Do ponto de vista pessoal, este confinamento aumentou a sensação de exigência familiar. Ter dois miúdos pequenos em casa equivale a ter que manter um circo em funcionamento. Os números de entretenimento sucedem-se e tenho sempre a sensação que o público - os dois putos - querem sempre mais e mais. Se pintamos querem saltar no trampolim, se saltam no trampolim, querem construir uma cabana, se constroem a cabana, querem ir pintar. E assim sucessivamente, numa roda viva de actividades. E para quem sobra toda a arrumação? Pois claro. Adivinharam. E claro que é muito fácil dizer que "devias ensina-los a arrumar as coisas deles", claro que sim! Isso eu até sei, mas deles arrumarem de forma errática cerca de 5 peças de legos quando espalharam 50 é um pouco exasperante. Ou podem dizer "devias deixa-los em paz, eles que se entretenham e que se aborreçam. O aborrecimento faz bem às crianças." Pois. Quem diz isso acredita piamente que crianças aborrecidas são silenciosas...e com poucas horas de sono à mistura, o que eu gostaria mesmo era de um pouco de silêncio.

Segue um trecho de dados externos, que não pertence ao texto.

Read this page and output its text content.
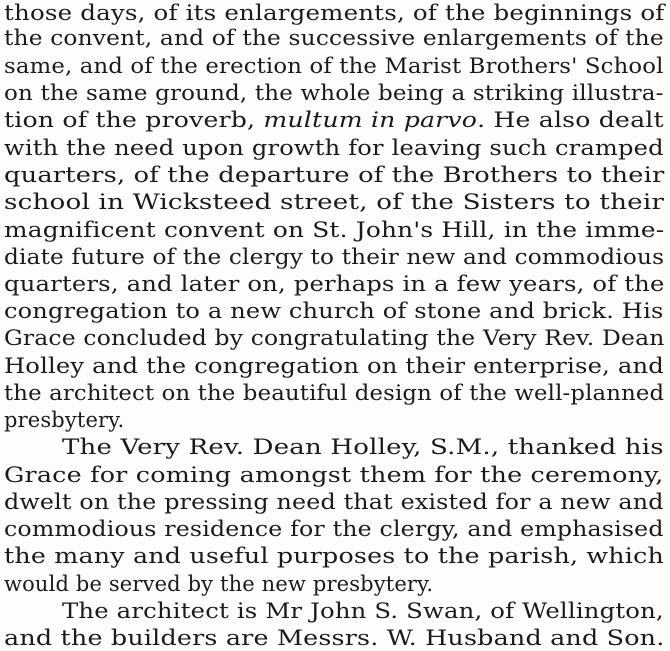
those days, of its enlargements, of the beginnings of
the convent, and of the successive enlargements of the
same, and of the erection of the Marist Brothers' School
on the same ground, the whole being a striking illustra-
tion of the proverb, multum in parvo. He also dealt
with the need upon growth for leaving such cramped
quarters, of the departure of the Brothers to their
school in Wicksteed street, of the Sisters to their
magnificent convent on St. John's Hill, in the imme-
diate future of the clergy to their new and commodious
quarters, and later on, perhaps in a few years, of the
congregation to a new church of stone and brick. His
Grace concluded by congratulating the Very Rev. Dean
Holley and the congregation on their enterprise, and
the architect on the beautiful design of the well-planned
presbytery.
The Very Rev. Dean Holley, S.M., thanked his
Grace for coming amongst them for the ceremony,
dwelt on the pressing need that existed for a new and
commodious residence for the clergy, and emphasised
the many and useful purposes to the parish, which
would be served by the new presbytery.
The architect is Mr John S. Swan, of Wellington,
and the builders are Messrs. W. Husband and Son.
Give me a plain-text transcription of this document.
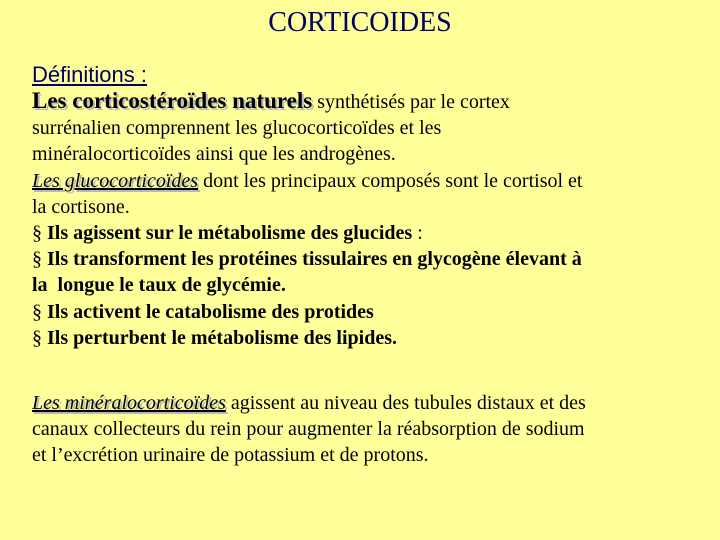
CORTICOIDES
Définitions :
Les corticostéroïdes naturels synthétisés par le cortex
surrénalien comprennent les glucocorticoïdes et les
minéralocorticoïdes ainsi que les androgènes.
Les glucocorticoïdes dont les principaux composés sont le cortisol et
la cortisone.
§ Ils agissent sur le métabolisme des glucides :
§ Ils transforment les protéines tissulaires en glycogène élevant à
la  longue le taux de glycémie.
§ Ils activent le catabolisme des protides
§ Ils perturbent le métabolisme des lipides.
Les minéralocorticoïdes agissent au niveau des tubules distaux et des
canaux collecteurs du rein pour augmenter la réabsorption de sodium
et l’excrétion urinaire de potassium et de protons.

Mas à parte das coisas que perdi, senti que o confinamento me ensinou coisas preciosas: ensinou-me que os meus filhos não pediram uma única vez para ir para a escola. E, reparem, eu tenho a certeza absoluta que a escola é óptima e tem sido absolutamente vital para os miúdos adquirirem alguns hábitos necessários. Não me arrependo nada de ter escolhido a escola que escolhi! Mas não falaram da escola nem uma única vez. Nem quando perguntava se tinham saudades dos colegas. Isto leva-me a pensar numa coisa muito simples: embora a socialização da criança seja importante após os 2/ 3 anos de idade, a verdade é que o universo natural da criança é a família. E tomei a plena consciência disso.

Se a família estiver bem, não há confinamento que belisque os miúdos.

Também aprendi que a nossa casa é o nosso santuário. E percebi que temos que escolher criteriosamente os objectos que nos rodeiam. Não, não estou armada em Marie Kondo, a despachar sacos de objectos para  lixo/reciclagem/reutilização. Mas percebi a importância do nosso espaço. Eu passo tantas horas fora de casa que quase me esqueci que a casa é primariamente uma toca. E nós somos mamíferos. Se não cultivar coisas que gosto no meu espaço, como posso encarar o espaço adverso, público, de todos?

Por fim, (re)descobri o poder curativo do duche. Numa fase em que as deslocações estavam limitadas a casa e trabalho, o duche passou a ser o momento de evasão. Se calhar é o mais próximo de estar à chuva sem tecto sobre a cabeça. Se calhar é o mais próximo que consegui ter da submersão no mar. Mas o duche foi o momento mais importante do dia. Mesmo no trabalho, com os múltiplos duches que preciso de tomar entre equipar e desequipar o material de protecção, o banho é o oásis de calma, o compasso de silencio no meio do furacão.

E vocês? O que (des)aprenderam com o confinamento?